# Windows Server 2003 -- >Web/Ftp Server



## Antrax (1. April 2004)

Ähm, habe da eine Frage.

Beseitze einen Windows 2003 Server, allerdings kenne ich mich mit 2k3 noch nicht so gut aus.
Allerdings habe ich bemerkt, dass auf dem Server schon von Anfang an ein Webserver installiert war, da man den Server per http schon einwandfrei erreichen kann. Anscheinend muss der von Win2k3 sein, da ich ihn nicht eingerichtet hab.
Frage wäre nun, wo ich den bei Win 2k3 einrichten kann ?


----------



## Antrax (1. April 2004)

Ähm, so nebenebei, kennt wer zufällig ein paar Tuts mit hilfreicgen Tipcs ?

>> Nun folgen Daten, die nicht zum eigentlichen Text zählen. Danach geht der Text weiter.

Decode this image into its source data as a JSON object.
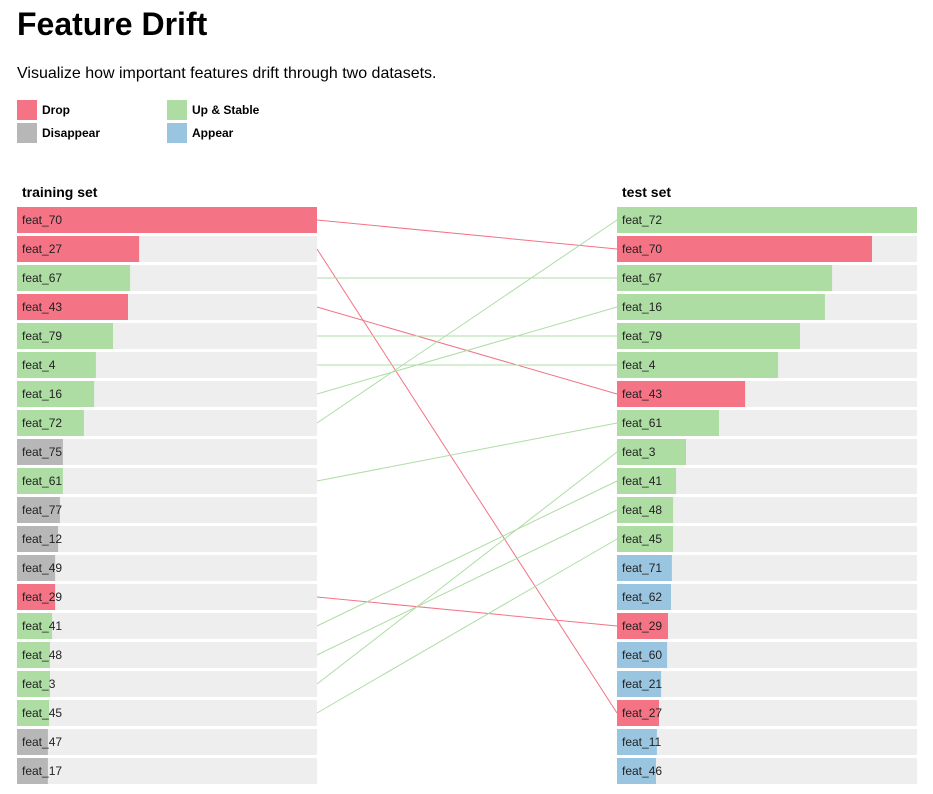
{
  "page": {
    "title": "Feature Drift",
    "subtitle": "Visualize how important features drift through two datasets."
  },
  "legend": [
    {
      "key": "drop",
      "label": "Drop",
      "color": "#f47385"
    },
    {
      "key": "up_stable",
      "label": "Up & Stable",
      "color": "#aedda4"
    },
    {
      "key": "disappear",
      "label": "Disappear",
      "color": "#b7b7b7"
    },
    {
      "key": "appear",
      "label": "Appear",
      "color": "#9ac5e0"
    }
  ],
  "chart_data": {
    "type": "bar",
    "bar_max_value": 1.0,
    "track_color": "#eeeeee",
    "link_colors": {
      "drop": "#f47385",
      "up_stable": "#aedda4"
    },
    "left": {
      "title": "training set",
      "bars": [
        {
          "label": "feat_70",
          "value": 1.0,
          "status": "drop"
        },
        {
          "label": "feat_27",
          "value": 0.407,
          "status": "drop"
        },
        {
          "label": "feat_67",
          "value": 0.377,
          "status": "up_stable"
        },
        {
          "label": "feat_43",
          "value": 0.37,
          "status": "drop"
        },
        {
          "label": "feat_79",
          "value": 0.32,
          "status": "up_stable"
        },
        {
          "label": "feat_4",
          "value": 0.263,
          "status": "up_stable"
        },
        {
          "label": "feat_16",
          "value": 0.257,
          "status": "up_stable"
        },
        {
          "label": "feat_72",
          "value": 0.223,
          "status": "up_stable"
        },
        {
          "label": "feat_75",
          "value": 0.153,
          "status": "disappear"
        },
        {
          "label": "feat_61",
          "value": 0.153,
          "status": "up_stable"
        },
        {
          "label": "feat_77",
          "value": 0.143,
          "status": "disappear"
        },
        {
          "label": "feat_12",
          "value": 0.137,
          "status": "disappear"
        },
        {
          "label": "feat_49",
          "value": 0.127,
          "status": "disappear"
        },
        {
          "label": "feat_29",
          "value": 0.127,
          "status": "drop"
        },
        {
          "label": "feat_41",
          "value": 0.117,
          "status": "up_stable"
        },
        {
          "label": "feat_48",
          "value": 0.11,
          "status": "up_stable"
        },
        {
          "label": "feat_3",
          "value": 0.11,
          "status": "up_stable"
        },
        {
          "label": "feat_45",
          "value": 0.107,
          "status": "up_stable"
        },
        {
          "label": "feat_47",
          "value": 0.103,
          "status": "disappear"
        },
        {
          "label": "feat_17",
          "value": 0.103,
          "status": "disappear"
        }
      ]
    },
    "right": {
      "title": "test set",
      "bars": [
        {
          "label": "feat_72",
          "value": 1.0,
          "status": "up_stable"
        },
        {
          "label": "feat_70",
          "value": 0.85,
          "status": "drop"
        },
        {
          "label": "feat_67",
          "value": 0.717,
          "status": "up_stable"
        },
        {
          "label": "feat_16",
          "value": 0.693,
          "status": "up_stable"
        },
        {
          "label": "feat_79",
          "value": 0.61,
          "status": "up_stable"
        },
        {
          "label": "feat_4",
          "value": 0.537,
          "status": "up_stable"
        },
        {
          "label": "feat_43",
          "value": 0.427,
          "status": "drop"
        },
        {
          "label": "feat_61",
          "value": 0.34,
          "status": "up_stable"
        },
        {
          "label": "feat_3",
          "value": 0.23,
          "status": "up_stable"
        },
        {
          "label": "feat_41",
          "value": 0.197,
          "status": "up_stable"
        },
        {
          "label": "feat_48",
          "value": 0.187,
          "status": "up_stable"
        },
        {
          "label": "feat_45",
          "value": 0.187,
          "status": "up_stable"
        },
        {
          "label": "feat_71",
          "value": 0.183,
          "status": "appear"
        },
        {
          "label": "feat_62",
          "value": 0.18,
          "status": "appear"
        },
        {
          "label": "feat_29",
          "value": 0.17,
          "status": "drop"
        },
        {
          "label": "feat_60",
          "value": 0.167,
          "status": "appear"
        },
        {
          "label": "feat_21",
          "value": 0.147,
          "status": "appear"
        },
        {
          "label": "feat_27",
          "value": 0.14,
          "status": "drop"
        },
        {
          "label": "feat_11",
          "value": 0.133,
          "status": "appear"
        },
        {
          "label": "feat_46",
          "value": 0.13,
          "status": "appear"
        }
      ]
    }
  }
}
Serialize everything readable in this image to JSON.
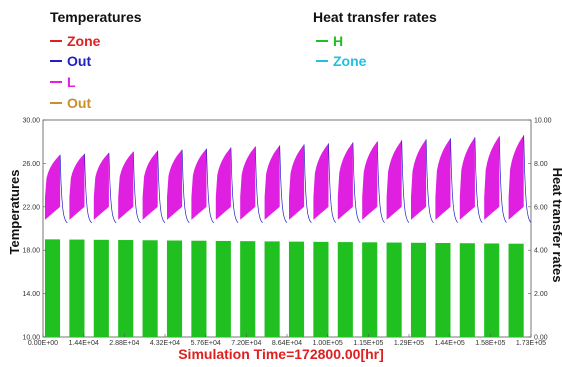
{
  "legend": {
    "left_title": "Temperatures",
    "left_items": [
      {
        "label": "Zone",
        "color": "#e02020"
      },
      {
        "label": "Out",
        "color": "#2020c0"
      },
      {
        "label": "L",
        "color": "#e020e0"
      },
      {
        "label": "Out",
        "color": "#c8902a"
      }
    ],
    "right_title": "Heat transfer rates",
    "right_items": [
      {
        "label": "H",
        "color": "#20c020"
      },
      {
        "label": "Zone",
        "color": "#20c0e0"
      }
    ]
  },
  "chart_data": {
    "type": "area",
    "xlabel": "Simulation Time=172800.00[hr]",
    "ylabel_left": "Temperatures",
    "ylabel_right": "Heat transfer rates",
    "xlim": [
      0,
      172800
    ],
    "ylim_left": [
      10,
      30
    ],
    "ylim_right": [
      0,
      10
    ],
    "x_ticks": [
      "0.00E+00",
      "1.44E+04",
      "2.88E+04",
      "4.32E+04",
      "5.76E+04",
      "7.20E+04",
      "8.64E+04",
      "1.00E+05",
      "1.15E+05",
      "1.29E+05",
      "1.44E+05",
      "1.58E+05",
      "1.73E+05"
    ],
    "y_ticks_left": [
      "10.00",
      "14.00",
      "18.00",
      "22.00",
      "26.00",
      "30.00"
    ],
    "y_ticks_right": [
      "0.00",
      "2.00",
      "4.00",
      "6.00",
      "8.00",
      "10.00"
    ],
    "grid": false,
    "cycles": 20,
    "series": [
      {
        "name": "L",
        "color": "#e020e0",
        "axis": "left",
        "pattern": "daily band rising from ~21 to ~27-28.5; upper envelope increases across the run",
        "peak_first": 26.8,
        "peak_last": 28.6,
        "trough": 20.6
      },
      {
        "name": "H",
        "color": "#20c020",
        "axis": "right",
        "pattern": "square pulses",
        "value_first": 4.5,
        "value_last": 4.3
      },
      {
        "name": "Out",
        "color": "#2020c0",
        "axis": "left",
        "pattern": "decay after each peak",
        "min": 20.4
      }
    ]
  }
}
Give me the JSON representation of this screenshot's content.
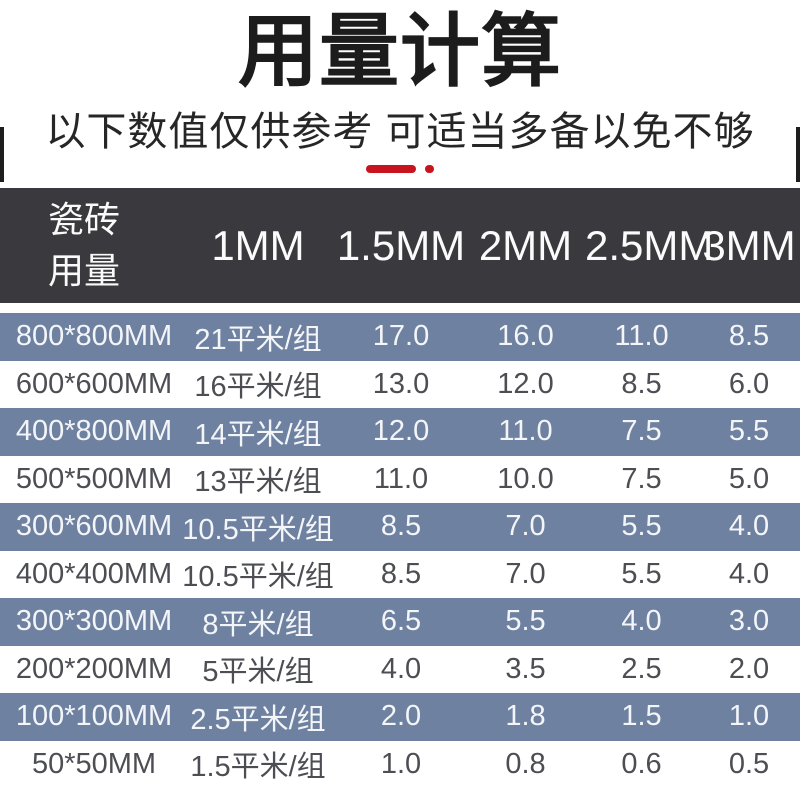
{
  "title": "用量计算",
  "subtitle": "以下数值仅供参考 可适当多备以免不够",
  "colors": {
    "accent_red": "#c8141e",
    "header_bg": "#3a3a3e",
    "row_stripe_blue": "#6e81a0",
    "body_text_dark": "#4d4e53",
    "title_black": "#1c1c1c"
  },
  "chart_data": {
    "type": "table",
    "title": "用量计算",
    "subtitle": "以下数值仅供参考 可适当多备以免不够",
    "corner_header": "瓷砖用量",
    "corner_lines": [
      "瓷砖",
      "用量"
    ],
    "columns": [
      "1MM",
      "1.5MM",
      "2MM",
      "2.5MM",
      "3MM"
    ],
    "rows": [
      {
        "size": "800*800MM",
        "values": [
          "21平米/组",
          "17.0",
          "16.0",
          "11.0",
          "8.5"
        ]
      },
      {
        "size": "600*600MM",
        "values": [
          "16平米/组",
          "13.0",
          "12.0",
          "8.5",
          "6.0"
        ]
      },
      {
        "size": "400*800MM",
        "values": [
          "14平米/组",
          "12.0",
          "11.0",
          "7.5",
          "5.5"
        ]
      },
      {
        "size": "500*500MM",
        "values": [
          "13平米/组",
          "11.0",
          "10.0",
          "7.5",
          "5.0"
        ]
      },
      {
        "size": "300*600MM",
        "values": [
          "10.5平米/组",
          "8.5",
          "7.0",
          "5.5",
          "4.0"
        ]
      },
      {
        "size": "400*400MM",
        "values": [
          "10.5平米/组",
          "8.5",
          "7.0",
          "5.5",
          "4.0"
        ]
      },
      {
        "size": "300*300MM",
        "values": [
          "8平米/组",
          "6.5",
          "5.5",
          "4.0",
          "3.0"
        ]
      },
      {
        "size": "200*200MM",
        "values": [
          "5平米/组",
          "4.0",
          "3.5",
          "2.5",
          "2.0"
        ]
      },
      {
        "size": "100*100MM",
        "values": [
          "2.5平米/组",
          "2.0",
          "1.8",
          "1.5",
          "1.0"
        ]
      },
      {
        "size": "50*50MM",
        "values": [
          "1.5平米/组",
          "1.0",
          "0.8",
          "0.6",
          "0.5"
        ]
      }
    ]
  }
}
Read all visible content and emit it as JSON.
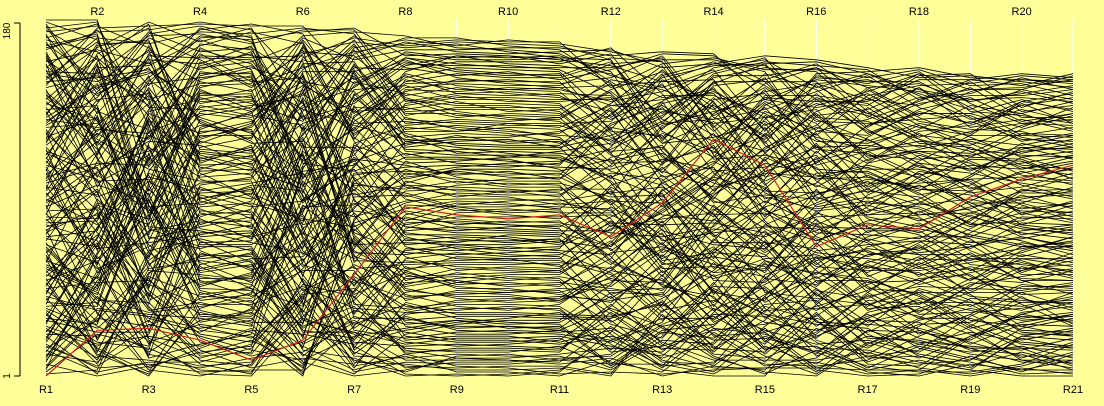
{
  "colors": {
    "background": "#ffff99",
    "line": "#000000",
    "highlight_line": "#cc2222",
    "axis_rule": "#ffffff"
  },
  "chart_data": {
    "type": "line",
    "variant": "parallel coordinates (rank-order chart, one polyline per item)",
    "axes": [
      "R1",
      "R2",
      "R3",
      "R4",
      "R5",
      "R6",
      "R7",
      "R8",
      "R9",
      "R10",
      "R11",
      "R12",
      "R13",
      "R14",
      "R15",
      "R16",
      "R17",
      "R18",
      "R19",
      "R20",
      "R21"
    ],
    "axis_label_positions": "odd-numbered axes labelled at bottom, even-numbered axes labelled at top",
    "y_axis": {
      "ticks": [
        "1",
        "180"
      ],
      "ylim": [
        1,
        180
      ]
    },
    "axis_max_rank": [
      180,
      180,
      179,
      179,
      178,
      177,
      176,
      172,
      171,
      170,
      169,
      166,
      164,
      163,
      162,
      160,
      156,
      156,
      153,
      153,
      153
    ],
    "series_count": 180,
    "highlighted_series": 1,
    "grid": false,
    "legend": "none"
  }
}
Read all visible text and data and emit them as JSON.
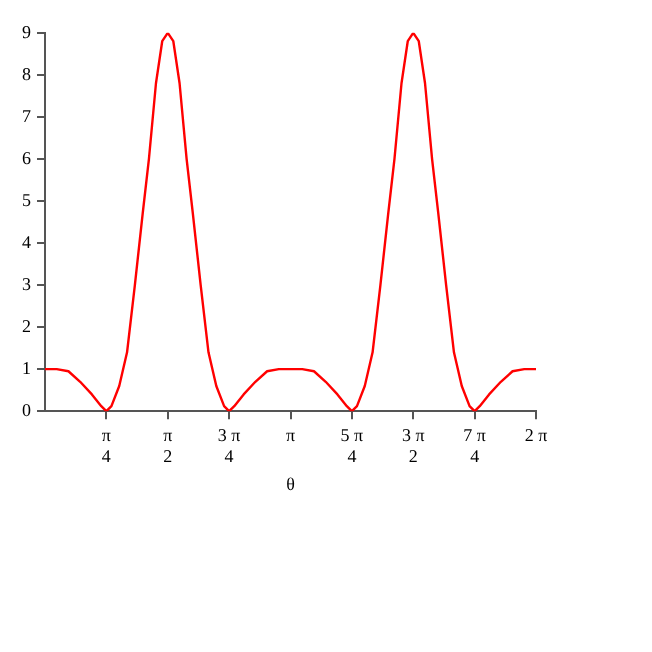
{
  "chart_data": {
    "type": "line",
    "xlabel": "θ",
    "x": [
      0,
      0.15,
      0.3,
      0.45,
      0.6,
      0.72,
      0.785,
      0.85,
      0.95,
      1.05,
      1.15,
      1.25,
      1.33,
      1.42,
      1.5,
      1.571,
      1.642,
      1.722,
      1.812,
      1.892,
      1.992,
      2.092,
      2.192,
      2.292,
      2.356,
      2.422,
      2.542,
      2.692,
      2.842,
      2.992,
      3.142,
      3.292,
      3.442,
      3.592,
      3.742,
      3.862,
      3.927,
      3.992,
      4.092,
      4.192,
      4.292,
      4.392,
      4.472,
      4.562,
      4.642,
      4.712,
      4.783,
      4.863,
      4.953,
      5.033,
      5.133,
      5.233,
      5.333,
      5.433,
      5.498,
      5.563,
      5.683,
      5.833,
      5.983,
      6.133,
      6.283
    ],
    "series": [
      {
        "color": "#ff0000",
        "values": [
          1,
          1,
          0.95,
          0.7,
          0.4,
          0.12,
          0,
          0.12,
          0.6,
          1.4,
          3,
          4.7,
          6,
          7.8,
          8.8,
          9,
          8.8,
          7.8,
          6,
          4.7,
          3,
          1.4,
          0.6,
          0.12,
          0,
          0.12,
          0.4,
          0.7,
          0.95,
          1,
          1,
          1,
          0.95,
          0.7,
          0.4,
          0.12,
          0,
          0.12,
          0.6,
          1.4,
          3,
          4.7,
          6,
          7.8,
          8.8,
          9,
          8.8,
          7.8,
          6,
          4.7,
          3,
          1.4,
          0.6,
          0.12,
          0,
          0.12,
          0.4,
          0.7,
          0.95,
          1,
          1
        ]
      }
    ],
    "xlim": [
      0,
      6.283
    ],
    "xticks": [
      {
        "value": 0.785,
        "label": "π\n4"
      },
      {
        "value": 1.571,
        "label": "π\n2"
      },
      {
        "value": 2.356,
        "label": "3 π\n4"
      },
      {
        "value": 3.142,
        "label": "π"
      },
      {
        "value": 3.927,
        "label": "5 π\n4"
      },
      {
        "value": 4.712,
        "label": "3 π\n2"
      },
      {
        "value": 5.498,
        "label": "7 π\n4"
      },
      {
        "value": 6.283,
        "label": "2 π"
      }
    ],
    "ylim": [
      0,
      9
    ],
    "yticks": [
      0,
      1,
      2,
      3,
      4,
      5,
      6,
      7,
      8,
      9
    ],
    "grid": false,
    "legend": false,
    "marker": "none",
    "line_style": "solid"
  }
}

Also Grundadministration etc. kenn ich recht gut, nur eben noch nicht die Zusatzfeatures von Windows Server 2003.


----------



## Spacemonkey (1. April 2004)

Frag mal bei Microsoft nach, die helfen dir bestimmt, da du ja bestimmt einen Supportvertrag hast bei dem teuren Programm.


----------



## Antrax (1. April 2004)

Ähm, nur so als Info ... der Server ist gemietet 
Und ich gehe mal stark davon aus, dass nen Hostanbieter wohl für seine Serverbetriebssysteme Lizenzen hat 

Allerdings find ich deinen Kommentar nen bissle abweichend vom Thema.
Denn es hilft mir keineswegs bei meinem Problem, und Microsoft wird mir da sowieso nicht weiterhelfen können!


----------



## Spacemonkey (2. April 2004)

Ok, dann entschuldigung, aber es hatte sich so angehört als ob du den daheim stehen hast.
Nicht böse sein. *g*

Schau mal hier nach vielleicht findest du etwas nützliches.
w2k3


----------



## SixDark (3. April 2004)

Hi!

Du hast einen gemieteten Win2003 Server bei einem Hostanbieter stehen? Sehe ich das jetzt richtig? Wenn ja, warum schreibst Du das nicht in Deinem Post, dann kann man Dir auch helfen...

Einrichten kann man den Server theoretisch mit der Management-Konsole (mmc.exe). Es gibt aber Hostanbieter, die spezielle Management-Programme auch auf Windows installieren, würde ich mal nachfragen...

MfG
..::SD::..


----------